| Quote #1 LENNIE "Where we goin’, George?" |
Though George and Lennie are friends through thick and thin, George is not above being gruff or angry in their relationship. While George clearly cares about his companion, there’s a certain amount of violence in the way that he treats him, possibly linked to the fact that he gets frustrated at how dense Lennie can be sometimes. Lennie’s softness (in spite of his big size) sets off George’s sharpness considerably. The violence here seems to be more emotional (and less severe) than physical violence.
| Quote #2 Lennie hesitated, backed away, looked wildly at the brush line as though he contemplated running for his freedom. George said coldly, "You gonna give me that mouse or do I have to sock you?" (1.70) |
Even when George threatens Lennie with physical violence, it’s much more in the vein of a parent threatening a child with spanking (albeit a gruff parent) than of serious adult violence. We don’t get the sense that George would ever do any actual physical harm to Lennie – at least not out of malice.

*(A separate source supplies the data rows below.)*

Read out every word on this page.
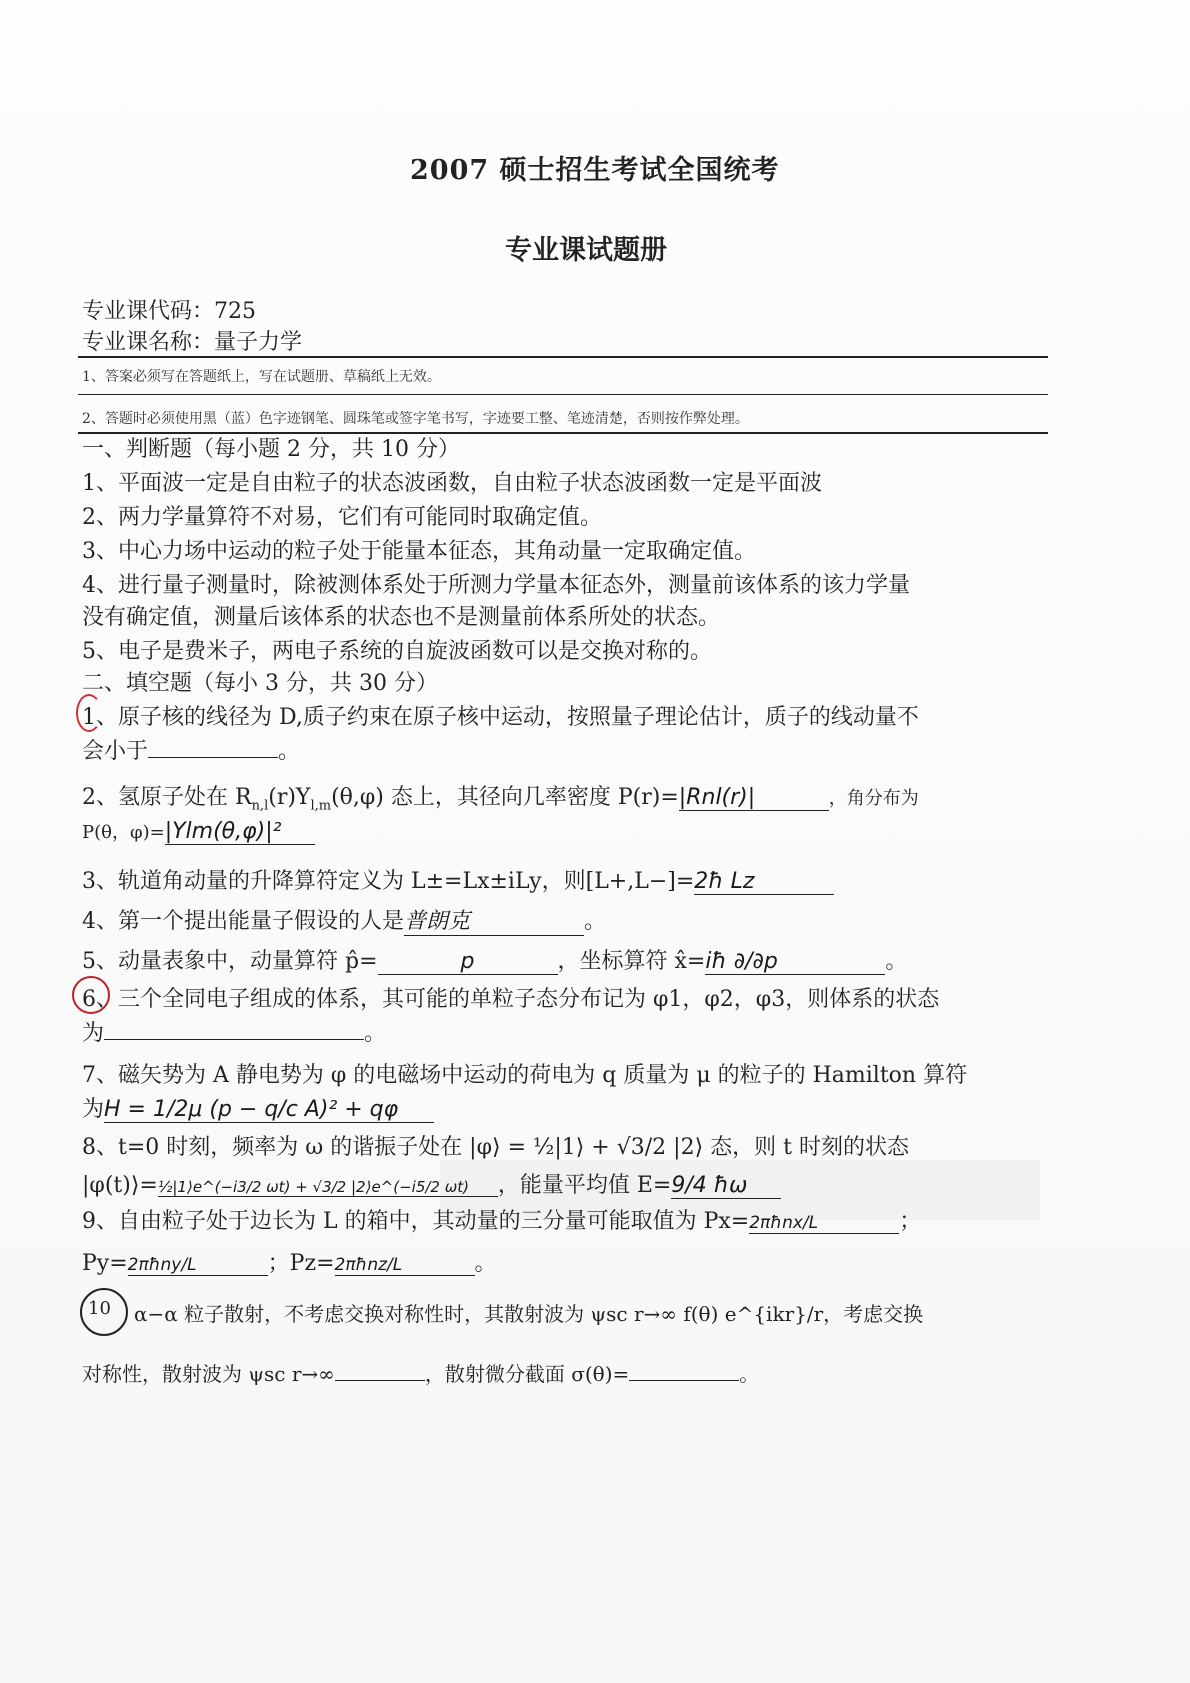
2007 硕士招生考试全国统考
专业课试题册
专业课代码：725
专业课名称：量子力学
1、答案必须写在答题纸上，写在试题册、草稿纸上无效。
2、答题时必须使用黑（蓝）色字迹钢笔、圆珠笔或签字笔书写，字迹要工整、笔迹清楚，否则按作弊处理。
一、判断题（每小题 2 分，共 10 分）
1、平面波一定是自由粒子的状态波函数，自由粒子状态波函数一定是平面波
2、两力学量算符不对易，它们有可能同时取确定值。
3、中心力场中运动的粒子处于能量本征态，其角动量一定取确定值。
4、进行量子测量时，除被测体系处于所测力学量本征态外，测量前该体系的该力学量
没有确定值，测量后该体系的状态也不是测量前体系所处的状态。
5、电子是费米子，两电子系统的自旋波函数可以是交换对称的。
二、填空题（每小 3 分，共 30 分）
1、原子核的线径为 D,质子约束在原子核中运动，按照量子理论估计，质子的线动量不
会小于	。
2、氢原子处在 $R_{n,l}(r)Y_{l,m}(\theta,\varphi)$ 态上，其径向几率密度 P(r)=|Rnl(r)|	，角分布为
P(θ，φ)=|Ylm(θ,φ)|²
3、轨道角动量的升降算符定义为 L±=Lx±iLy，则[L+,L−]=2ħ Lz
4、第一个提出能量子假设的人是普朗克	。
5、动量表象中，动量算符 p̂=	p	，坐标算符 x̂=iħ ∂/∂p	。
6、三个全同电子组成的体系，其可能的单粒子态分布记为 φ1，φ2，φ3，则体系的状态
为	。
7、磁矢势为 A 静电势为 φ 的电磁场中运动的荷电为 q 质量为 μ 的粒子的 Hamilton 算符
为H = 1/2μ (p − q/c A)² + qφ
8、t=0 时刻，频率为 ω 的谐振子处在 |φ⟩ = ½|1⟩ + √3/2 |2⟩ 态，则 t 时刻的状态
|φ(t)⟩=½|1⟩e^(−i3/2 ωt) + √3/2 |2⟩e^(−i5/2 ωt) ，能量平均值 E=9/4 ħω
9、自由粒子处于边长为 L 的箱中，其动量的三分量可能取值为 Px=2πħnx/L	；
Py=2πħny/L	；Pz=2πħnz/L	。
10 α−α 粒子散射，不考虑交换对称性时，其散射波为 ψsc r→∞ f(θ) e^{ikr}/r，考虑交换
对称性，散射波为 ψsc r→∞	，散射微分截面 σ(θ)=	。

| Quote #3 Lennie looked sadly up at him. "They was so little," he said apologetically. "I’d pet ‘em, and pretty soon they bit my fingers and I pinched their heads a little and then they was dead—because they was so little. I wish’t we’d get the rabbits pretty soon, George. They ain’t so little." (1.79) |
Lennie has kind of a man-child’s violence about him. From this episode, it’s clear he knows the result of his being too rough is that things die. Still, rather than adjust his roughness, Lennie just hopes to find bigger animals. Again, it’s unclear whether Lennie grasps the danger and risk of violence. Though he’s as big as he is, he’s like a child in being unable to figure out when playful roughness becomes dangerous violence.